Adjusting a purely yes/no survey to incorporate a few open-ended questions is easy enough. The challenge – and the reason why so many organizations don’t even try – is analyzing those unstructured, text-based responses. That’s just a survey. Imagine all the information that organizations are already sitting on: social media mentions, call center transcripts, support emails, chat logs, and so on. If analyzed, it could provide game-changing insights. But, when it just sits in some data warehouse somewhere, it’s useless. 

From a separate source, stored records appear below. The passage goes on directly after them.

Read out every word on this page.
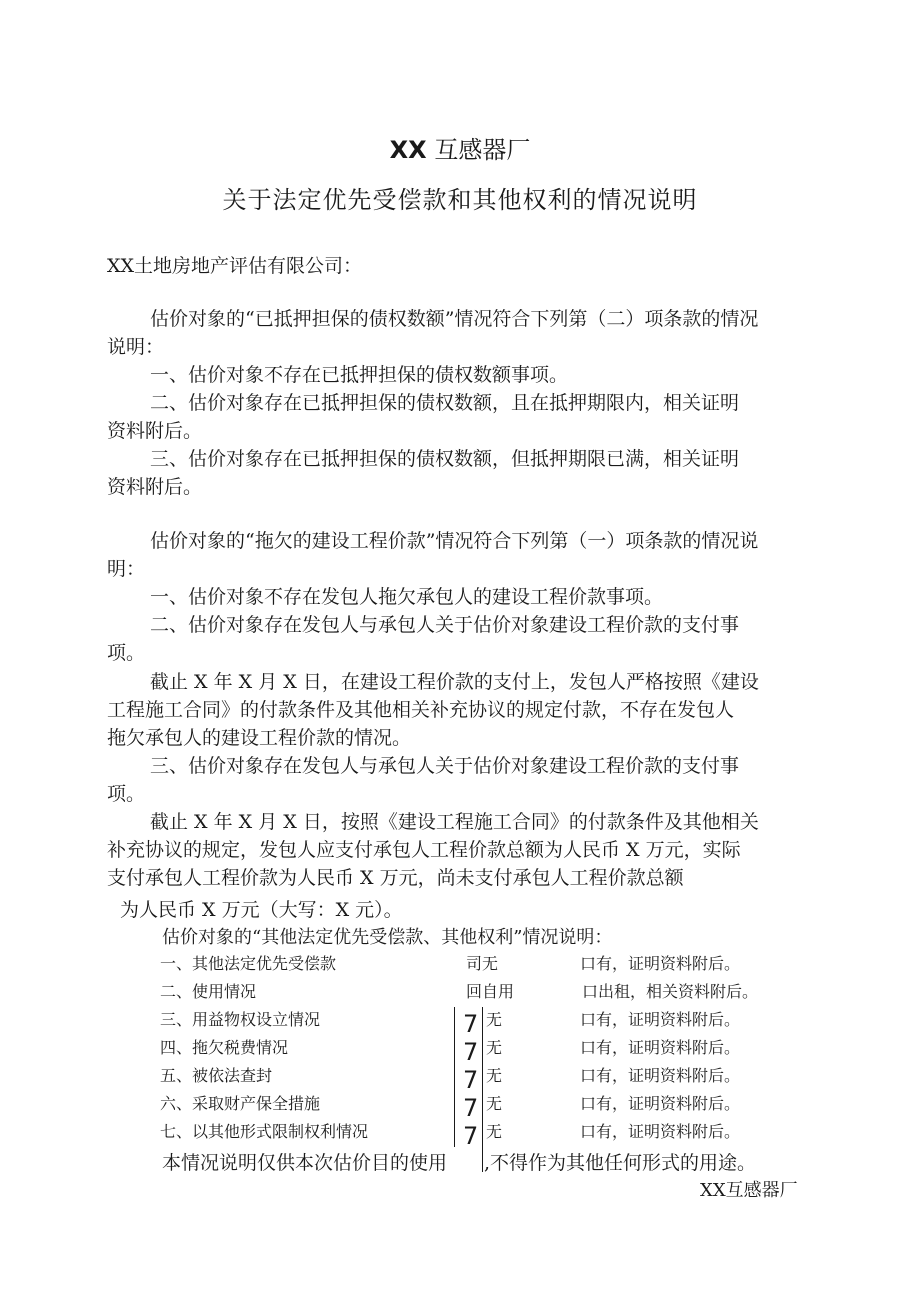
XX 互感器厂
关于法定优先受偿款和其他权利的情况说明
XX土地房地产评估有限公司：
估价对象的“已抵押担保的债权数额”情况符合下列第（二）项条款的情况
说明：
一、估价对象不存在已抵押担保的债权数额事项。
二、估价对象存在已抵押担保的债权数额，且在抵押期限内，相关证明
资料附后。
三、估价对象存在已抵押担保的债权数额，但抵押期限已满，相关证明
资料附后。
估价对象的“拖欠的建设工程价款”情况符合下列第（一）项条款的情况说
明：
一、估价对象不存在发包人拖欠承包人的建设工程价款事项。
二、估价对象存在发包人与承包人关于估价对象建设工程价款的支付事
项。
截止 X 年 X 月 X 日，在建设工程价款的支付上，发包人严格按照《建设
工程施工合同》的付款条件及其他相关补充协议的规定付款，不存在发包人
拖欠承包人的建设工程价款的情况。
三、估价对象存在发包人与承包人关于估价对象建设工程价款的支付事
项。
截止 X 年 X 月 X 日，按照《建设工程施工合同》的付款条件及其他相关
补充协议的规定，发包人应支付承包人工程价款总额为人民币 X 万元，实际
支付承包人工程价款为人民币 X 万元，尚未支付承包人工程价款总额
为人民币 X 万元（大写：X 元）。
估价对象的“其他法定优先受偿款、其他权利”情况说明：
一、其他法定优先受偿款	司无	口有，证明资料附后。
二、使用情况	回自用	口出租，相关资料附后。
三、用益物权设立情况	7 无	口有，证明资料附后。
四、拖欠税费情况	7 无	口有，证明资料附后。
五、被依法查封	7 无	口有，证明资料附后。
六、采取财产保全措施	7 无	口有，证明资料附后。
七、以其他形式限制权利情况	7 无	口有，证明资料附后。
本情况说明仅供本次估价目的使用 ,不得作为其他任何形式的用途。
XX互感器厂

The second area where lack of mastery is consistently demonstrated is how organizations are – or more accurately, aren’t – disseminating data throughout an organization. What we see most often is more like “he who collects it keeps it.” For example, the product team might have usage metrics while the marketing team has app store feedback, and the comms team has social media mentions. While each of these divisions may get some modicum of use from the information, it would be exponentially more valuable if it could be properly shared and used to inform larger, cross-functional decisions and strategies.

While the value of becoming masters of data usage is clear, the reasons organizations don’t strive for it are less so. In the past, this type of analysis would have been cost prohibitive and/or labor intensive. Today, that’s not true. With advances in natural language processing (NLP) and greater availability of cost-friendly technologies that automate previously manual tasks, achieving mastery is possible. Here are three steps you can take to drive the necessary changes within your organization that will set it up for data-usage success: 

  1. Proactively embed qualitative data into every step of decision making: From the research phase through product development and post launch, make sure you are asking your customers the types of “why” questions that will contribute real insights. For example, why are customers drawn to your product in the first place? Why do users feel the latest update is confusing? Why is feedback overwhelmingly positive for one segment but underwhelming for another? Of course, the responses are worthless if you can’t understand them, so be sure you build in the processes you’ll use to analyze responses and take action where necessary from the start. 
  2. Make the internal case for automation: Lack of analysis is often a side effect of lack of resources. But with the increasing availability of budget-friendly automation tools, this should be a thing of the past. For example, manually reading and analyzing data might take 30 to 45 seconds per data point. If your organization has 7,000 data points, it would take about 60-90 human hours to process. With automation, you can reduce that to just minutes. In a cost-benefit analysis, the winner should be clear. 
  3. Give everyone in your organization access to qualitative data insights: Data analysis that’s accessible only to the technically skilled user is less useful than data analysis that every business team can use. Find ways to proactively share qualitative data analysis with every type of user, regardless of technical abilities. Building habits and processes (point No. 1 of this framework) and embracing automation (point 2 of this framework) go a long way to making this possible. 

While data isn’t gold, mastering its use can have an alchemy-like effect, bringing immense value to something that was previously without.